L’étude fait ressortir plusieurs résultats intéressants.

  1. Les gains en termes d’efficacité énergétique que l’on observe (en Europe) sont essentiellement dus à la modification de la structure économique de nos pays (tertiarisation, délocalisations). Si ces mutations économiques ne s’étaient pas produites, alors l’intensité énergétique serait actuellement supérieure de 20 %, voire 65 % dans certains pays...

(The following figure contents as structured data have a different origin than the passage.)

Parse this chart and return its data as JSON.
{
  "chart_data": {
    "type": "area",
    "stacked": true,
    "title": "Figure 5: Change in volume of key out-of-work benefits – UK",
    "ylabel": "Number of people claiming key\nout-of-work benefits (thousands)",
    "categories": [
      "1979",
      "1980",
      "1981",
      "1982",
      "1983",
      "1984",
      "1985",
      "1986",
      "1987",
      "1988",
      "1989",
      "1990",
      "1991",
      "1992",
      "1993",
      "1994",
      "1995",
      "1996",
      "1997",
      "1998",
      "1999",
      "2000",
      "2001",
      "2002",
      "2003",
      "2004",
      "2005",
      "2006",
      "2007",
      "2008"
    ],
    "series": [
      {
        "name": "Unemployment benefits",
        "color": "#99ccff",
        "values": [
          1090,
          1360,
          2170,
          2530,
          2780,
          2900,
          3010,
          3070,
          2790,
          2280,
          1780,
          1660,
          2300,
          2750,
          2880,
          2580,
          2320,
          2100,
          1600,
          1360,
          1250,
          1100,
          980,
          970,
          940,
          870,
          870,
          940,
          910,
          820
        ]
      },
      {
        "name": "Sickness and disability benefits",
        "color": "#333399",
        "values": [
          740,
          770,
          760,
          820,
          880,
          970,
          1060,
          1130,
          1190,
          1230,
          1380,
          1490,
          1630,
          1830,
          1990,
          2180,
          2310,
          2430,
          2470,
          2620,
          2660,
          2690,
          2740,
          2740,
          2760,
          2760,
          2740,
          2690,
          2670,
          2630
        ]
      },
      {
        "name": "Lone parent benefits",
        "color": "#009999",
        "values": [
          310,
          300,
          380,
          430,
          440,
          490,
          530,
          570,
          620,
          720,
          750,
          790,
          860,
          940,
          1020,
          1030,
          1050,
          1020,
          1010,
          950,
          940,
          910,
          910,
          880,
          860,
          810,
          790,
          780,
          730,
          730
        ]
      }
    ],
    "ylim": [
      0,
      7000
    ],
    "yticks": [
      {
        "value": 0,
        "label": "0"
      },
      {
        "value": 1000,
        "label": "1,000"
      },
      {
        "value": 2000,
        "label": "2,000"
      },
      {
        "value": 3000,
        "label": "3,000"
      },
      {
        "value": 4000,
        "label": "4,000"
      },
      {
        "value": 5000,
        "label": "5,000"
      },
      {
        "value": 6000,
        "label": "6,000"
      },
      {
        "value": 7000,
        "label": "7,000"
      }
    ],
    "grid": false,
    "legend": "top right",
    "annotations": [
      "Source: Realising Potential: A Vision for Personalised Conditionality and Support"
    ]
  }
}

  2. Une mesure alternative de l’intensité énergétique revient à rapporter l’énergie consommée par heure de travail prestée. Dans 10 pays européens, ce taux ne s’est pas amélioré. Dans les autres où ce taux a bien évolué, le volume de travail a augmenté plus que proportionnellement dans 6 pays si bien que, in fine, ceux-ci sont plus énergivores. Autrement dit, dans l’ensemble, l’UE a besoin de toujours plus d’énergie qu’elle importe essentiellement de pays qui, hormis la Norvège, ne partagent pas nos valeurs d’Etat de droit, de respect des droits humains, de démocratie (Arabie Saoudite, Nigeria, Russie, Qatar...). En termes de flux monétaires, cette dépendance représente aujourd’hui un transfert quotidien d’un milliard d’euros vers nos fournisseurs énergétiques.
  3. D’ici 2050, Le PIB augmenterait selon le modèle a un rythme largement plus lent que ce que prévoit l’OCDE.
  4. La croissance sera freinée en raison d’un nombre croissant de chômeurs évincés du marché du travail. Des mesures de réduction du temps de travail peuvent réduire ce ralentissement.
  5. Si une taxe énergétique est introduite et que les recettes fiscales générées subsidient la production de renouvelables, cela réduira la facture énergétique des ménages. Et au niveau macro, la taxe énergétique aura pour effet de rendre l’emploi des travailleurs plus attractifs par rapport aux machines et robots qui les remplacent.
  6. Une combinaison de ces deux mesures, réduction du temps de travail et taxe énergétique peuvent réduire le chômage fortement les premières années et le déficit public, ce qui n’est pas négligeable étant donné le carcan budgétaire européen et le coût du vieillissement de la population pour la Sécurité sociale.

A l’heure actuelle, le modèle est calibré sur la France parce que les données disponibles ne permettaient pas de couvrir l’ensemble de l’UE. De futurs travaux devront affiner les paramètres pris en compte de manière à rendre les résultats plus robustes encore.